RSFA is short for recipient specific from address. It provides a custom modification of (mainly) mailcow's postfix setup to support usage of recipient specific from (or sender) addresses.
To impede credential stuffing attacks (actually your mail users should be smart enough to not use the same password on multiple sites, but who knows...) and to facilitate monitoring of usage or leakage of e-mail addresses when signing up to foreign services, some people consider it being smart to utilize service specific e-mail addresses for account registration.
With a "normal" mailcow installation, this can be typically be achieved by leveraging the plus-extension scheme:
Just use user+extension@domain.tld instead of user@domain.tld as your e-mail address and you are all set. Mailcow can be configured how the plus extension should be handled - I prefer rewriting of the subject line by adding a [extension] tag over direct delivery to a folder named extension.

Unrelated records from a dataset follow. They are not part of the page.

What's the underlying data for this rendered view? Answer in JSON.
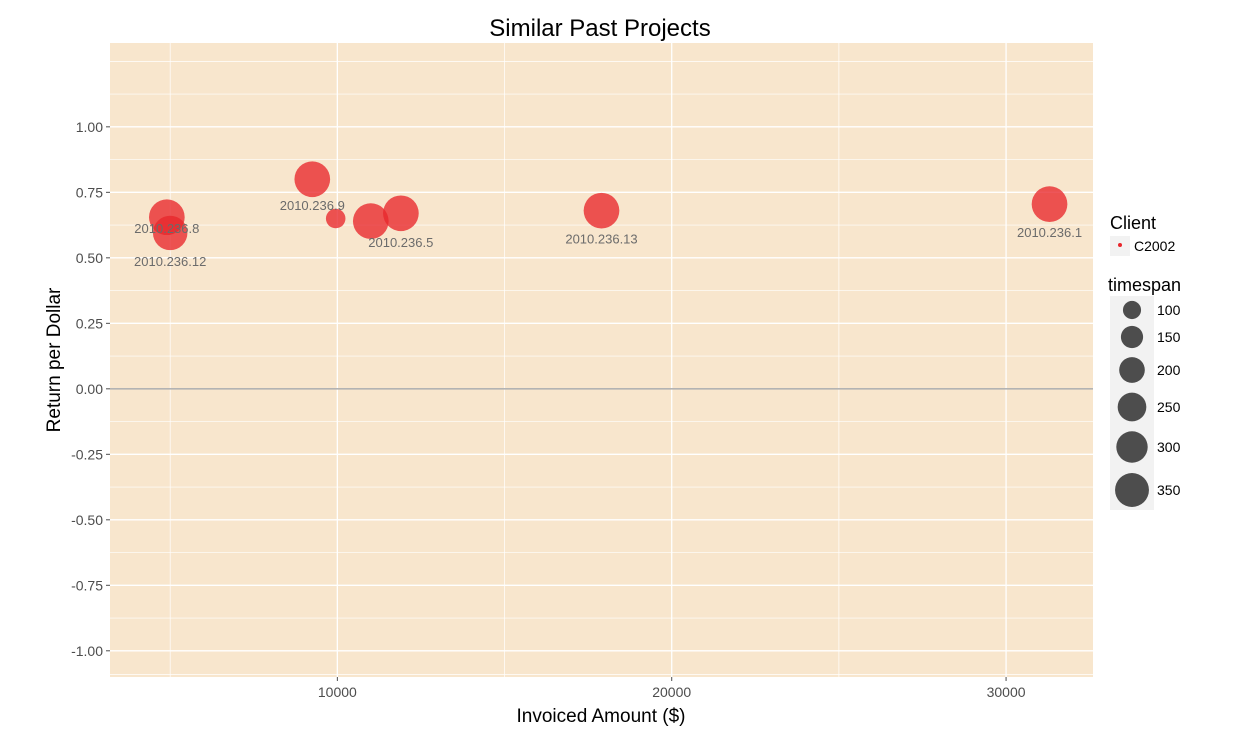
{
  "chart_data": {
    "type": "scatter",
    "title": "Similar Past Projects",
    "xlabel": "Invoiced Amount ($)",
    "ylabel": "Return per Dollar",
    "xlim": [
      3200,
      32600
    ],
    "ylim": [
      -1.1,
      1.32
    ],
    "x_ticks": [
      10000,
      20000,
      30000
    ],
    "x_minor": [
      5000,
      15000,
      25000
    ],
    "y_ticks": [
      -1.0,
      -0.75,
      -0.5,
      -0.25,
      0.0,
      0.25,
      0.5,
      0.75,
      1.0
    ],
    "y_tick_labels": [
      "-1.00",
      "-0.75",
      "-0.50",
      "-0.25",
      "0.00",
      "0.25",
      "0.50",
      "0.75",
      "1.00"
    ],
    "hline": 0.0,
    "panel_background": "#f8e6cd",
    "point_color": "#e8262b",
    "grid": true,
    "points": [
      {
        "x": 4900,
        "y": 0.655,
        "timespan": 300,
        "label": "2010.236.8"
      },
      {
        "x": 5000,
        "y": 0.595,
        "timespan": 280,
        "label": "2010.236.12"
      },
      {
        "x": 9250,
        "y": 0.8,
        "timespan": 300,
        "label": "2010.236.9"
      },
      {
        "x": 9950,
        "y": 0.65,
        "timespan": 90,
        "label": ""
      },
      {
        "x": 11000,
        "y": 0.64,
        "timespan": 300,
        "label": "2010.236.5"
      },
      {
        "x": 11900,
        "y": 0.67,
        "timespan": 300,
        "label": ""
      },
      {
        "x": 17900,
        "y": 0.68,
        "timespan": 300,
        "label": "2010.236.13"
      },
      {
        "x": 31300,
        "y": 0.705,
        "timespan": 300,
        "label": "2010.236.1"
      }
    ],
    "legend": {
      "position": "right",
      "client_title": "Client",
      "client_entries": [
        "C2002"
      ],
      "size_title": "timespan",
      "size_entries": [
        100,
        150,
        200,
        250,
        300,
        350
      ]
    }
  }
}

However, there's a second solution for service specific e-mail addresses: subdomain addressing
Subdomain addressing provides an additional subdomain for every configured user. That subdomain is then being configured as catch-all and every incoming e-mail will be delivered to the respective user's mailbox:
Any mail sent to arbitrary-string@user.domain.tld will be delivered to user@domain.tld.
Both addressing schemes shown above do exactly what we'd expect. However, there's one pitfall:
Whenever you receive an e-mail to such an address and want to reply to it, the response would be sent from your mail account and your actual e-mail address would be used as sender address instead of the recipient/service specific one.

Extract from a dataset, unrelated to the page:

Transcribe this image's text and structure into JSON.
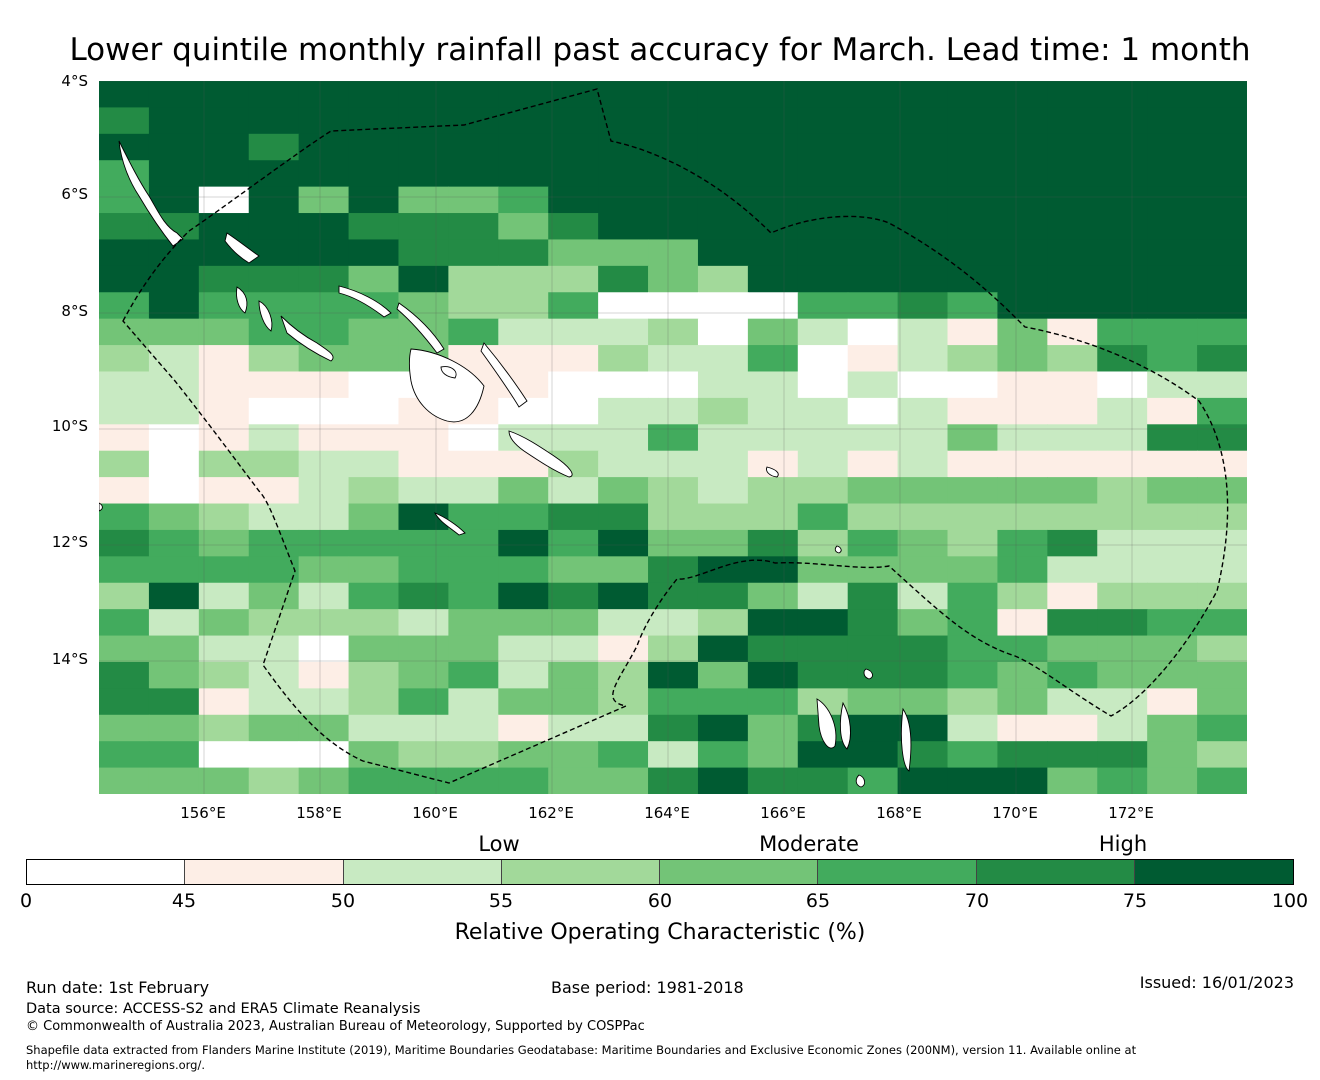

This could be circumvented by using an MUA that allows rewriting of the respective header lines, but this is cumbersome and not even possible on many MUAs, especially on your mobile devices.

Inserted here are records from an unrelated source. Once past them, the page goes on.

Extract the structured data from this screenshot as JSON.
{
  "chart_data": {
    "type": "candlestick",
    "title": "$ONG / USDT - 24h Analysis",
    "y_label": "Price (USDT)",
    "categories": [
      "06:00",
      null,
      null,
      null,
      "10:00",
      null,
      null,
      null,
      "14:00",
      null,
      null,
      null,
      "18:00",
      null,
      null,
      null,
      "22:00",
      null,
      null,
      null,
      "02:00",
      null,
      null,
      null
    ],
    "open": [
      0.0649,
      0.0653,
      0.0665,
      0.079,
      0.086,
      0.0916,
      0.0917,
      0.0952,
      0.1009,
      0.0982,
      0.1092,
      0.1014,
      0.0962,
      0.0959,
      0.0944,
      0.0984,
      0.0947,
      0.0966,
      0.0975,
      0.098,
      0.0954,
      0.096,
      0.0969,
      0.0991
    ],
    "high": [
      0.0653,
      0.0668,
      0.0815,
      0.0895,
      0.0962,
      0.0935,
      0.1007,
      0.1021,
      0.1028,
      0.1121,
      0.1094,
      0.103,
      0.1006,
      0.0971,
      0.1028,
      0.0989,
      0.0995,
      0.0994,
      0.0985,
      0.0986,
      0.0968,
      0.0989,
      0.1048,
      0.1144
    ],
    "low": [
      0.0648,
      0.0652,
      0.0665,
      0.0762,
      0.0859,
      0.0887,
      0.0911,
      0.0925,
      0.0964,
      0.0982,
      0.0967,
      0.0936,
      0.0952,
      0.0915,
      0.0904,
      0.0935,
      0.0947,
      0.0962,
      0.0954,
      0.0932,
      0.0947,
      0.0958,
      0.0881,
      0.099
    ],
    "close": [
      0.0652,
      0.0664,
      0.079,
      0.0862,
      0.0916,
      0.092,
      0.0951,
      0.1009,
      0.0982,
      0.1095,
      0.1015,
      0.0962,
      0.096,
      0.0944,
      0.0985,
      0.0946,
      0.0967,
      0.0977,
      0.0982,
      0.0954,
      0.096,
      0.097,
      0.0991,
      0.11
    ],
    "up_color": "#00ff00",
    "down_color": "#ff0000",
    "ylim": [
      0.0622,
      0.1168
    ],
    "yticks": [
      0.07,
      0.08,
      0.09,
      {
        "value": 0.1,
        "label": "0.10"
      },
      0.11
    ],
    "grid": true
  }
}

Let your mail system do the work for you:
Every incoming mail addressed to either a plus-extension address or a subdomain address will be processed to reflect information on the original To-address in the mail's subject line as follows:
| Original recipient address | Original Subject | Subject after processing |
|---|---|---|
| user+extension@domain.tld | The quick brown fox jumps over the lazy dog | [extension] The quick brown fox jumps over the lazy dog |
| extension@user.domain.tld | The quick brown fox jumps over the lazy dog | |extension@user| The quick brown fox jumps over the lazy dog |
Whenever you reply to such an e-mail (or even write a new mail having respective tags in the subject line), the postfix submission service (well, actually the cleanup service that is triggered from submission) will apply a filter to these messages and
- Remove the tag from the subject line
- Rewrite the header from address accordingly
- Validate sender permissions for subdomain addressing
- Remove already calculated DKIM signatures
- Reinject the message for delivery
Effectively, this will yield the following result:
| Original sender address | Original Subject | Subject after processing | Sender address after processing |
|---|---|---|---|
| [email protected] | [extension] The quick brown fox jumps over the lazy dog | The quick brown fox jumps over the lazy dog | user+extension@domain.tld |
| [email protected] | |extension@user| The quick brown fox jumps over the lazy dog | The quick brown fox jumps over the lazy dog | extension@user.domain.tld |
The position of the tag within the subject line doesn't play any role, it might occur anywhere.
Check out this repository to your mailcow:dockerized installation directory (the directory where mailcow.conf can be found) on your docker host.
- Login to mailcow UI as mailbox user
- Navigate to Mailbox->Settings
- Define "In Subject" as tagged mail handling routine:
Just execute the script SDA_setup.sh from the RSFA folder on your docker host.
This will:
-
retrieve all mailbox names from all domains
-
create a new subdomain "mailboxname.domain" for each domain with dots (".") in mailbox names being translated to dashes ("-"), e.g.:
Mailboxes:Created subdomains:
- joe.domain.tld
- john-doe.domain.tld
-
create a catch-all alias for the newly created subdomain, pointing to the respective mailbox, e.g.:
@john-doe.domain.tld->[email protected] -
create a sender ACL to allow mailbox to send as *@subdomain
-
copy the DKIM configuration of each subdomain to all of its newly created subdomains
Afterwards you still have to add respective MX (and DKIM / SPF) records to your DNS; check the DNS settings for each of your subdomains in mailcow UI for advice.
Execute install.sh from the RSFA folder on your docker host.
This project had been derived from a manual setup I've applied to my own mail system over time. You might use it as is, but please be aware that this is far beyond production grade code quality. Use at your own risk!